Expected goals are not based on luck. It is based on the execution of decision making and technique in high-pressure environments.
The team that has the higher xG in a match should win – again it comes back to quality not luck and highly depends on game state and the frequency of high-quality chances. For example, if team A has an xG of 0.9 and team B has an xG of 1.2, people may assume that team B deserves the win. However, if team A scored 2 goals which each had an xG of 0.4 and team B didn’t have a shot with an xG of above 0.15, it makes it harder to differentiate. While one argument can be that the accumulation of shots from team B results in what should be a win, others would suggest that team A’s quality of chances suggests they deserved the win, hence xG per shot being such a crucial measure.
Sample size. Once again, random events can transpire over a short basis. It’s important to elongate the sample size to gain a better understanding of a sides attacking play over time.
xG only measures shots, not chances created (this is true not a misconception). If a player is in a good position to shoot but makes a poor decision and moves into a lesser quality position, the xG lowers due to the measurement only being from the shot taking place. Alternatively, a shot could not be taken which isn’t measured by xG.

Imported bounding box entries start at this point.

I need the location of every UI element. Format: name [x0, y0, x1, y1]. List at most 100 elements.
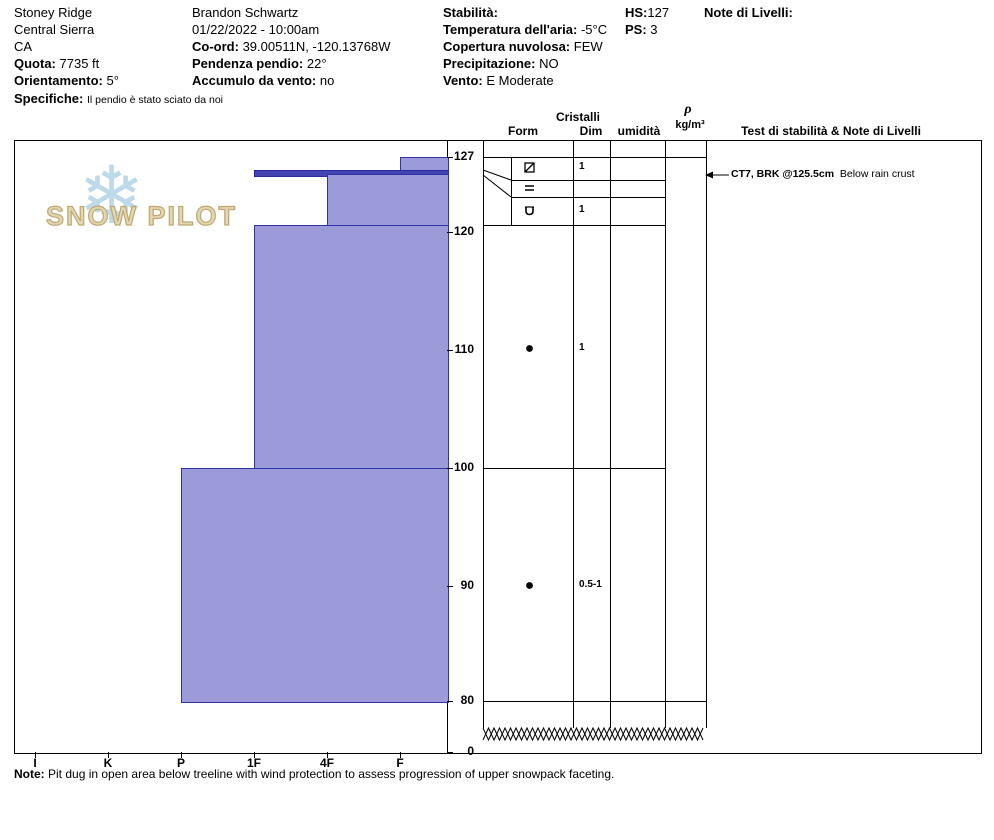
- hardness-tick: [181, 752, 182, 758]
- hardness-tick-label: P: [176, 756, 185, 770]
- snow-layer-bar-4F: [327, 174, 449, 227]
- grain-size-value: 1: [579, 161, 585, 172]
- sky-label: Copertura nuvolosa:: [443, 39, 571, 54]
- pit-score: PS: 3: [625, 22, 658, 37]
- specifics-label: Specifiche:: [14, 91, 84, 106]
- pit-note: Note: Pit dug in open area below treelin…: [14, 767, 614, 781]
- observation-datetime: 01/22/2022 - 10:00am: [192, 22, 320, 37]
- layer-boundary-line: [483, 225, 665, 226]
- hardness-tick: [400, 752, 401, 758]
- hardness-tick: [327, 752, 328, 758]
- density-column-left-border: [665, 140, 666, 728]
- pit-bottom-line: [483, 701, 706, 702]
- dim-column-left-border: [573, 140, 574, 728]
- grain-size-value: 1: [579, 204, 585, 215]
- depth-tick: [447, 157, 453, 158]
- expanded-row-line: [511, 197, 665, 198]
- specifics-value: Il pendio è stato sciato da noi: [86, 94, 223, 106]
- elevation-value: 7735 ft: [59, 56, 100, 71]
- site-specifics: Specifiche: Il pendio è stato sciato da …: [14, 91, 223, 106]
- depth-tick: [447, 701, 453, 702]
- depth-tick-label: 90: [460, 578, 474, 592]
- depth-tick-label: 100: [453, 460, 474, 474]
- elevation-label: Quota:: [14, 56, 56, 71]
- grain-size-value: 0.5-1: [579, 579, 602, 590]
- notes-column-left-border: [706, 140, 707, 728]
- hs-label: HS:: [625, 5, 648, 20]
- hardness-tick: [254, 752, 255, 758]
- hardness-tick-label: F: [396, 756, 404, 770]
- depth-tick-label: 80: [460, 693, 474, 707]
- coordinates: Co-ord: 39.00511N, -120.13768W: [192, 39, 390, 54]
- slope-label: Pendenza pendio:: [192, 56, 304, 71]
- depth-tick: [447, 752, 453, 753]
- depth-tick-label: 110: [454, 342, 474, 356]
- snow-layer-bar-1F: [254, 225, 449, 470]
- windload-label: Accumulo da vento:: [192, 73, 317, 88]
- crystal-symbol-square-slash: [523, 161, 536, 174]
- hardness-tick-label: 1F: [246, 756, 261, 770]
- stability-header: Stabilità:: [443, 5, 498, 20]
- crystal-symbol-cup: [523, 204, 536, 217]
- depth-tick: [447, 468, 453, 469]
- precip-label: Precipitazione:: [443, 56, 536, 71]
- aspect-label: Orientamento:: [14, 73, 103, 88]
- sky-cover: Copertura nuvolosa: FEW: [443, 39, 603, 54]
- tests-column-header: Test di stabilità & Note di Livelli: [741, 124, 921, 138]
- snow-layer-bar-P: [181, 468, 449, 703]
- pit-note-text: Pit dug in open area below treeline with…: [48, 767, 615, 781]
- site-state: CA: [14, 39, 33, 54]
- layer-notes-label: Note di Livelli:: [704, 5, 793, 20]
- dim-column-header: Dim: [579, 124, 603, 138]
- wind: Vento: E Moderate: [443, 73, 554, 88]
- crystals-column-header: Cristalli: [555, 110, 600, 124]
- sky-value: FEW: [573, 39, 603, 54]
- layer-notes-header: Note di Livelli:: [704, 5, 793, 20]
- depth-tick-label: 120: [453, 224, 474, 238]
- snow-surface-line: [483, 157, 706, 158]
- expanded-row-line: [511, 180, 665, 181]
- wind-label: Vento:: [443, 73, 483, 88]
- density-unit-header: kg/m³: [675, 119, 705, 131]
- precip-value: NO: [539, 56, 559, 71]
- wind-value: E Moderate: [486, 73, 554, 88]
- coord-value: 39.00511N, -120.13768W: [242, 39, 391, 54]
- coord-label: Co-ord:: [192, 39, 239, 54]
- snowpilot-watermark: SNOW PILOT: [45, 200, 237, 231]
- depth-tick-label: 0: [467, 744, 474, 758]
- site-aspect: Orientamento: 5°: [14, 73, 119, 88]
- hardness-tick: [108, 752, 109, 758]
- grain-size-value: 1: [579, 342, 585, 353]
- depth-tick: [447, 586, 453, 587]
- hardness-tick: [35, 752, 36, 758]
- hs-value: 127: [647, 5, 670, 20]
- humidity-column-left-border: [610, 140, 611, 728]
- depth-tick: [447, 232, 453, 233]
- depth-tick-label: 127: [453, 149, 474, 163]
- hardness-tick-label: K: [103, 756, 113, 770]
- crystal-symbol-dot: [523, 342, 536, 355]
- windload-value: no: [319, 73, 335, 88]
- crystal-symbol-equals: [523, 181, 536, 194]
- humidity-column-header: umidità: [617, 124, 661, 138]
- stability-test-result: CT7, BRK @125.5cm: [731, 168, 835, 180]
- stability-label: Stabilità:: [443, 5, 498, 20]
- airtemp-value: -5°C: [580, 22, 608, 37]
- airtemp-label: Temperatura dell'aria:: [443, 22, 578, 37]
- crystal-symbol-dot: [523, 579, 536, 592]
- site-name: Stoney Ridge: [14, 5, 93, 20]
- slope-angle: Pendenza pendio: 22°: [192, 56, 327, 71]
- stability-test-note: Below rain crust: [839, 168, 915, 180]
- pit-note-label: Note:: [14, 767, 45, 781]
- form-column-header: Form: [508, 124, 538, 138]
- hardness-tick-label: I: [33, 756, 37, 770]
- aspect-value: 5°: [106, 73, 119, 88]
- air-temperature: Temperatura dell'aria: -5°C: [443, 22, 607, 37]
- precipitation: Precipitazione: NO: [443, 56, 559, 71]
- layer-boundary-line: [483, 468, 665, 469]
- wind-loading: Accumulo da vento: no: [192, 73, 334, 88]
- form-subcolumn-border: [511, 157, 512, 225]
- ps-value: 3: [650, 22, 658, 37]
- site-region: Central Sierra: [14, 22, 95, 37]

Why xG isn’t based on luck
Brighton and Hove Albion have been a side that has helped further the influence of xG for mainstream football fans through their extreme underperformance of goals compared to what was expected.
They have struggled to find a clinical finisher within their side, which has resulted in a consistent underperformance of their xG – last season they underperformed by almost 12 goals and this season by just over 4.
This shouldn’t be put down to simply being unlucky, as a higher quality finisher or goalscorer will consistently overperform the chances they receive. Again, this isn’t classified as luck, but rather by a poorer or better execution of the chances they find themselves in, based on the quality of the player.
For example, last season, Messi scored 30 goals from an xG of 23.94. This isn’t Messi being lucky in his goalscoring, but his quality, technique and finishing ability shining through. Prior to this campaign which can be classified as somewhat of an outlier, Messi has consistently overperformed his xG substantially, which again is due to his consistent quality rather than luck. Teams will pay bigger money for players who can, and have, overperformed their xG on a consistent basis because they are less likely to regress to the mean.
The next step for Australian football becomes looking at xG over a longer, sustained period of time. xGD will give a key insight into a teams relative over or underperformance compared to their chances created and given, and from there, studies can be taken to look into those reasons, and how much relates to the quality of players as opposed to luck, which will depreciate with a larger sample size.
But one thing’s for sure – xG is only going to increase in its stature within mainstream analysis, broadcasting and media in Australian football.